Time & Space Complexity

  • Time complexity: O(n)O(n)
  • Space complexity: O(n)O(n)

4. Morris Traversal

Intuition

Morris traversal lets us traverse the tree without using extra space for a stack or recursion. We temporarily modify the tree by threading right pointers of predecessor nodes back to their successors, creating a way to return after visiting the left subtree.

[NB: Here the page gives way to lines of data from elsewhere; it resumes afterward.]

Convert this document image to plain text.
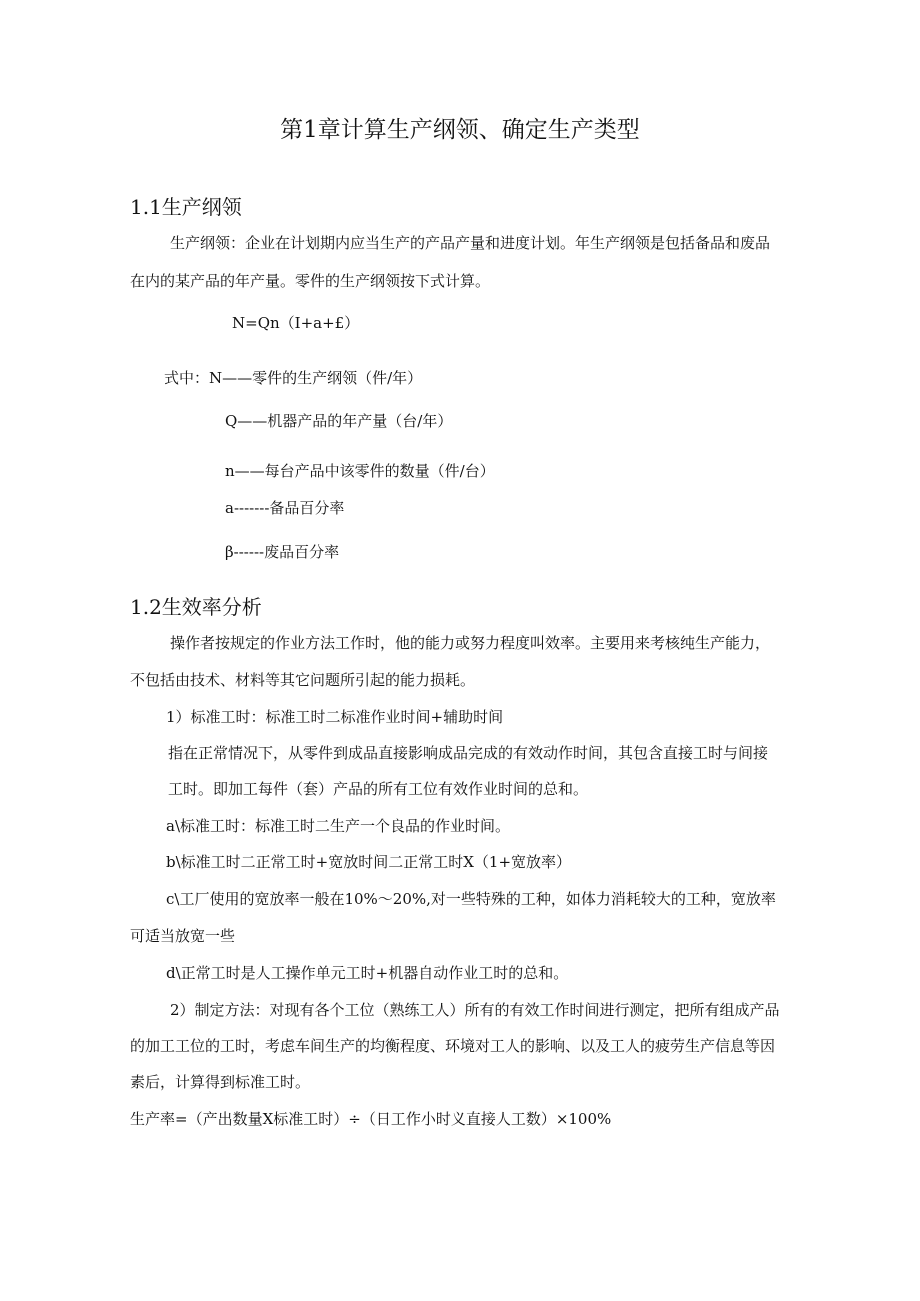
第1章计算生产纲领、确定生产类型
1.1生产纲领

生产纲领：企业在计划期内应当生产的产品产量和进度计划。年生产纲领是包括备品和废品

在内的某产品的年产量。零件的生产纲领按下式计算。

N=Qn（I+a+£）

式中：N——零件的生产纲领（件/年）

Q——机器产品的年产量（台/年）

n——每台产品中该零件的数量（件/台）

a-------备品百分率

β------废品百分率

1.2生效率分析

操作者按规定的作业方法工作时，他的能力或努力程度叫效率。主要用来考核纯生产能力，

不包括由技术、材料等其它问题所引起的能力损耗。

1）标准工时：标准工时二标准作业时间+辅助时间

指在正常情况下，从零件到成品直接影响成品完成的有效动作时间，其包含直接工时与间接

工时。即加工每件（套）产品的所有工位有效作业时间的总和。

a\标准工时：标准工时二生产一个良品的作业时间。

b\标准工时二正常工时+宽放时间二正常工时X（1+宽放率）

c\工厂使用的宽放率一般在10%～20%,对一些特殊的工种，如体力消耗较大的工种，宽放率

可适当放宽一些

d\正常工时是人工操作单元工时+机器自动作业工时的总和。

2）制定方法：对现有各个工位（熟练工人）所有的有效工作时间进行测定，把所有组成产品

的加工工位的工时，考虑车间生产的均衡程度、环境对工人的影响、以及工人的疲劳生产信息等因

素后，计算得到标准工时。

生产率=（产出数量X标准工时）÷（日工作小时义直接人工数）×100%
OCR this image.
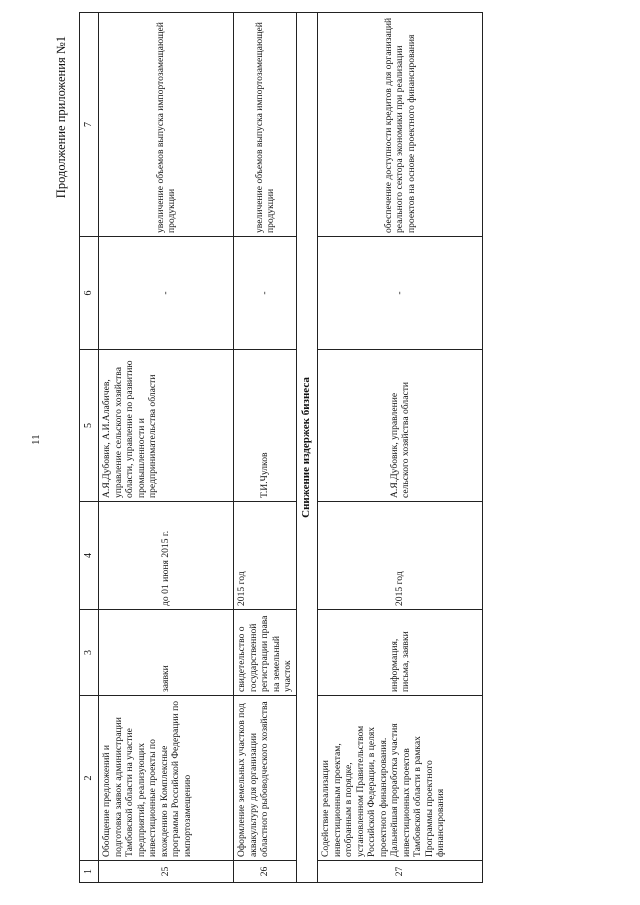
11
Продолжение приложения №1
1	2	3	4	5	6	7
25	Обобщение предложений и подготовка заявок администрации Тамбовской области на участие предприятий, реализующих инвестиционные проекты по вхождению в Комплексные программы Российской Федерации по импортозамещению	заявки	до 01 июня 2015 г.	А.Я.Дубовик, А.И.Алабичев, управление сельского хозяйства области, управление по развитию промышленности и предпринимательства области	-	увеличение объемов выпуска импортозамещающей продукции
26	Оформление земельных участков под аквакультуру для организации областного рыбоводческого хозяйства	свидетельство о государственной регистрации права на земельный участок	2015 год	Т.И.Чулков	-	увеличение объемов выпуска импортозамещающей продукции
Снижение издержек бизнеса						
27	Содействие реализации инвестиционным проектам, отобранным в порядке, установленном Правительством Российской Федерации, в целях проектного финансирования. Дальнейшая проработка участия инвестиционных проектов Тамбовской области в рамках Программы проектного финансирования	информация, письма, заявки	2015 год	А.Я.Дубовик, управление сельского хозяйства области	-	обеспечение доступности кредитов для организаций реального сектора экономики при реализации проектов на основе проектного финансирования
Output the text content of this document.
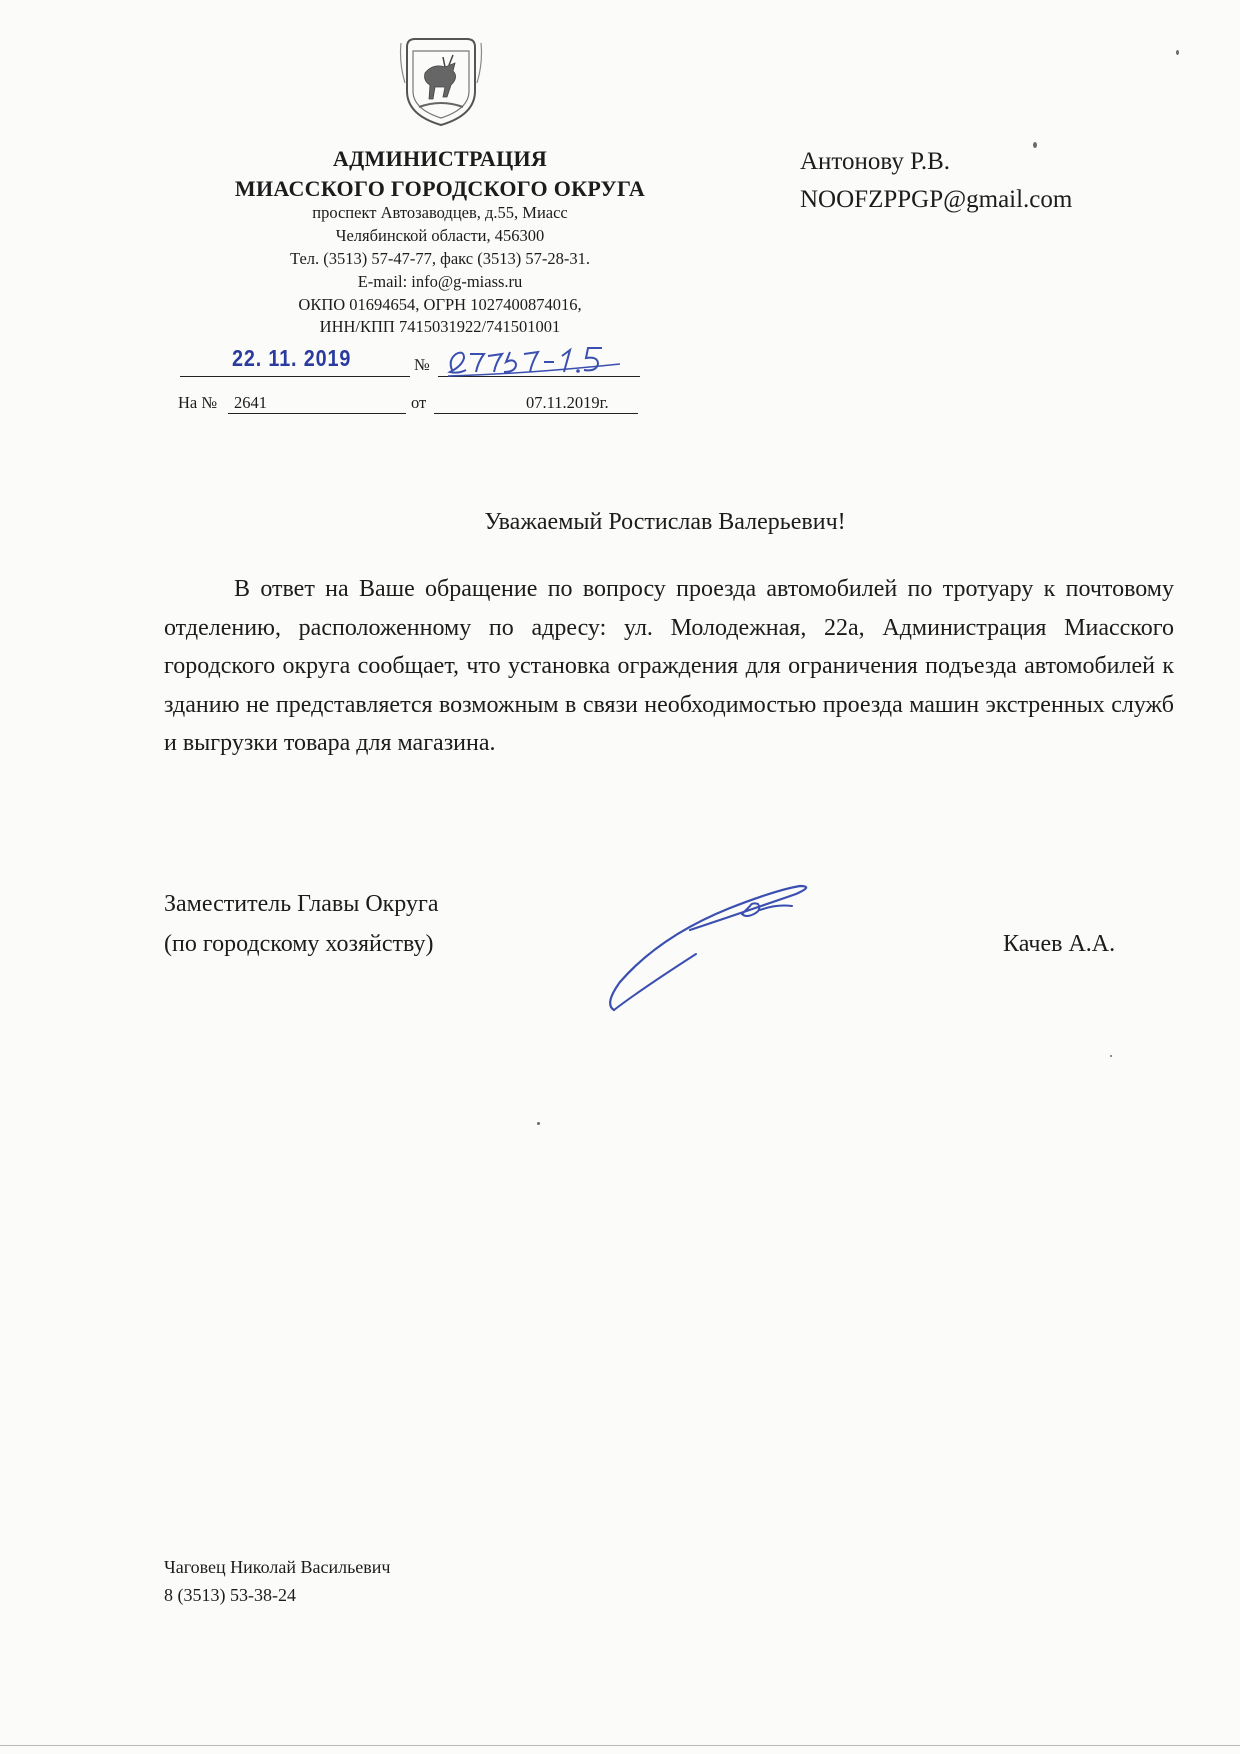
АДМИНИСТРАЦИЯ
МИАССКОГО ГОРОДСКОГО ОКРУГА
проспект Автозаводцев, д.55, Миасс
Челябинской области, 456300
Тел. (3513) 57-47-77, факс (3513) 57-28-31.
E-mail: info@g-miass.ru
ОКПО 01694654, ОГРН 1027400874016,
ИНН/КПП 7415031922/741501001
22. 11. 2019	№
На № 2641	от	07.11.2019г.
Антонову Р.В.
NOOFZPPGP@gmail.com
Уважаемый Ростислав Валерьевич!

В ответ на Ваше обращение по вопросу проезда автомобилей по тротуару к почтовому отделению, расположенному по адресу: ул. Молодежная, 22а, Администрация Миасского городского округа сообщает, что установка ограждения для ограничения подъезда автомобилей к зданию не представляется возможным в связи необходимостью проезда машин экстренных служб и выгрузки товара для магазина.

Заместитель Главы Округа
(по городскому хозяйству)	Качев А.А.
Чаговец Николай Васильевич
8 (3513) 53-38-24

We track depth manually by counting steps down and back up, updating our result whenever we reach a new maximum depth.

Algorithm

  1. Initialize res to the root's value, maxDepth to -1, curDepth to 0, and cur to root.
  2. While cur is not null:
    • If cur has no left child:
      • If curDepth > maxDepth, update maxDepth and res.
      • Move to the right child and increment curDepth.
    • Otherwise:
      • Find the rightmost node in the left subtree (the predecessor), counting steps.
      • If the predecessor's right pointer is null, set it to cur, move left, and increment curDepth.
      • If it points back to cur, restore it to null, decrement curDepth by the step count, and move right.
  3. Return res.
# Definition for a binary tree node.
# class TreeNode:
#     def __init__(self, val=0, left=None, right=None):
#         self.val = val
#         self.left = left
#         self.right = right
class Solution:
    def findBottomLeftValue(self, root: Optional[TreeNode]) -> int:
        res, maxDepth, curDepth = root.val, -1, 0
        cur = root

        while cur:
            if not cur.left:
                if curDepth > maxDepth:
                    maxDepth, res = curDepth, cur.val
                cur = cur.right
                curDepth += 1
            else:
                prev = cur.left
                steps = 1
                while prev.right and prev.right != cur:
                    prev = prev.right
                    steps += 1

                if not prev.right:
                    prev.right = cur
                    cur = cur.left
                    curDepth += 1
                else:
                    prev.right = None
                    curDepth -= steps
                    cur = cur.right

        return res

Time & Space Complexity

  • Time complexity: O(n)O(n)
  • Space complexity: O(1)O(1) extra space.

Common Pitfalls

Enqueueing Children in Wrong Order for BFS

The right-to-left BFS trick only works if right children are enqueued before left children. Reversing this order causes the last processed node to be the bottom-right instead of bottom-left.

Not Tracking Depth in DFS

When using DFS, updating the result without checking if the current depth exceeds the maximum seen depth causes incorrect values to be recorded. Always compare depths before updating the result.

Confusing Leftmost with First Encountered

The leftmost value at the deepest level is not necessarily the first node encountered during traversal. In DFS, left-first traversal combined with depth tracking ensures the leftmost node at maximum depth is correctly identified.